Legacy companies will struggle with AI
Legacy companies are slow to roll out AI tools due to risk aversion and bad incentives
Yesterday, I came across an intriguing LinkedIn post by Ted Merz, a longtime Bloomberg News executive turned entrepreneur. Merz discussed SigTech, a financial analytics startup launching a no-code solution designed to democratize access for firms and analysts with limited programming resources. He highlighted that this innovation is part of a broader transformation on Wall Street, where natural language processing (NLP) and generative AI are delivering solutions previously deemed unimaginable.
Merz illustrates how SigTech’s software can interpret natural language instructions and perform complex analyses. For example, he provides this prompt: “Construct a rolling futures strategy for the past two years for gold, silve, and Bitcoin, allocating 15%, 35%, and 50% to each. Analyze and chart its performance.” This capability is a game-changer for Wall Street, and Merz’s post offers further insights into its potential impacts.
However, I’d like to shift the focus to a related issue that Merz briefly touches on—the adoption of AI by legacy companies. Merz states, “The dominant platforms in the financial information business—Bloomberg, FactSet, and Refinitiv Eikon—have been slow to roll out AI features.” I responded to his post, noting that this doesn’t surprise me. Last year, Bloomberg generated buzz with BloombergGPT, an attempt to emulate OpenAI’s ChatGPT success. However, updates on BloombergGPT have since been scarce, likely for good reason.
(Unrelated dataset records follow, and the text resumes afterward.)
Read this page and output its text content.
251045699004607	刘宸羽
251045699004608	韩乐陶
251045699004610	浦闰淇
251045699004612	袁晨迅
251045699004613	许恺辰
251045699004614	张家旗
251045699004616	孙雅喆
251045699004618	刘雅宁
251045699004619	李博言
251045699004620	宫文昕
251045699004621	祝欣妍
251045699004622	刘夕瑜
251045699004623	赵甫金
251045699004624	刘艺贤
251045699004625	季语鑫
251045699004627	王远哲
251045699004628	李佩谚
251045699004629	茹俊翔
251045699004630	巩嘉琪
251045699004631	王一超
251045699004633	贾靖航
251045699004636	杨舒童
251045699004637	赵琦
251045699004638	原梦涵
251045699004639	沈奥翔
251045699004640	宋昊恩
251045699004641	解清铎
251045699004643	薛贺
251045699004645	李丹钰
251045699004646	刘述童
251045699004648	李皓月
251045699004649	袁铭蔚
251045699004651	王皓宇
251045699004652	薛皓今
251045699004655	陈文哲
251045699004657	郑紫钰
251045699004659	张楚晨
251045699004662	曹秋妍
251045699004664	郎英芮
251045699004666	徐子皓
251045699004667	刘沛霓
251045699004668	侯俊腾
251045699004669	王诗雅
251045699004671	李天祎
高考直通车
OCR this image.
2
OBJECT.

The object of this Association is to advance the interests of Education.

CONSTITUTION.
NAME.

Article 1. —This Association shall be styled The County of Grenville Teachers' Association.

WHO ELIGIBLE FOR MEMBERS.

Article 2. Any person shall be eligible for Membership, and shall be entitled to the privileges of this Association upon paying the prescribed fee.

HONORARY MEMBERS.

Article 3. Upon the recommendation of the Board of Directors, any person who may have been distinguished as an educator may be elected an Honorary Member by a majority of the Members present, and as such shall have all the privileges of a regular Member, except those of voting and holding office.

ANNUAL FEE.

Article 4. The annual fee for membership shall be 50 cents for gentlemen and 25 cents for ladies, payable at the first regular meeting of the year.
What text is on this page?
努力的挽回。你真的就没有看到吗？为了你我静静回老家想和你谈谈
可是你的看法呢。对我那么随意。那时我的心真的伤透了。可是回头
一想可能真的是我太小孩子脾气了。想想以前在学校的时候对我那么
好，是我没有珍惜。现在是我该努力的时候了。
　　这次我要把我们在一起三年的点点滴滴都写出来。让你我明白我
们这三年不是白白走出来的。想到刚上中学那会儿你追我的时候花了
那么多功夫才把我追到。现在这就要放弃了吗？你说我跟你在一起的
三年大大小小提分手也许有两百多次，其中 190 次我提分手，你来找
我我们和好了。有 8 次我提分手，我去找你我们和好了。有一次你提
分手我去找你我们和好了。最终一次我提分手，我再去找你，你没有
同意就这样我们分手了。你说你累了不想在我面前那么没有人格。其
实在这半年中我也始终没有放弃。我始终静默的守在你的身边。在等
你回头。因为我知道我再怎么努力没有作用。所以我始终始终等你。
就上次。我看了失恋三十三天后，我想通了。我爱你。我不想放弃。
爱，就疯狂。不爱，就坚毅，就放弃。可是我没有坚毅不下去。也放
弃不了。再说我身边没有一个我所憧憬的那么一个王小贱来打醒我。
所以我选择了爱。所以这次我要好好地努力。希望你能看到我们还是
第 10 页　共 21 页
The core issue for Bloomberg and other legacy companies capable of developing AI features is their inherent organizational risk aversion. Executives at these companies, shaped by their training and professional demeanor, tend to avoid risky projects. Consequently, unreliable and potentially hallucinatory AI technologies are unlikely to be pursued, despite these technologies posing existential threats to legacy revenue streams.
This dynamic isn’t intuitive to many technologists, especially those who flourish in startup environments. It’s not just financial analytics firms that grapple with this issue; even tech giants like Google face similar challenges. Google’s hesitance to release AI products stems partly from concerns over model bias, but primarily from the existential threat AI poses to its ad-based search business. When a company’s revenue heavily relies on a particular model, executives are incentivized to protect it at all costs, even if a new technology threatens those legacy revenue streams.
Legacy firms’ risk aversion creates a significant gap between innovative startups and established industry giants. This gap presents a unique opportunity for entrepreneurial ventures to step in and provide cutting-edge AI solutions tailored to specific industry needs. Companies like SigTech in financial analytics, or John Snow Labs in pharma research, exemplify how startups can thrive by offering specialized AI capabilities that legacy firms are hesitant to develop internally.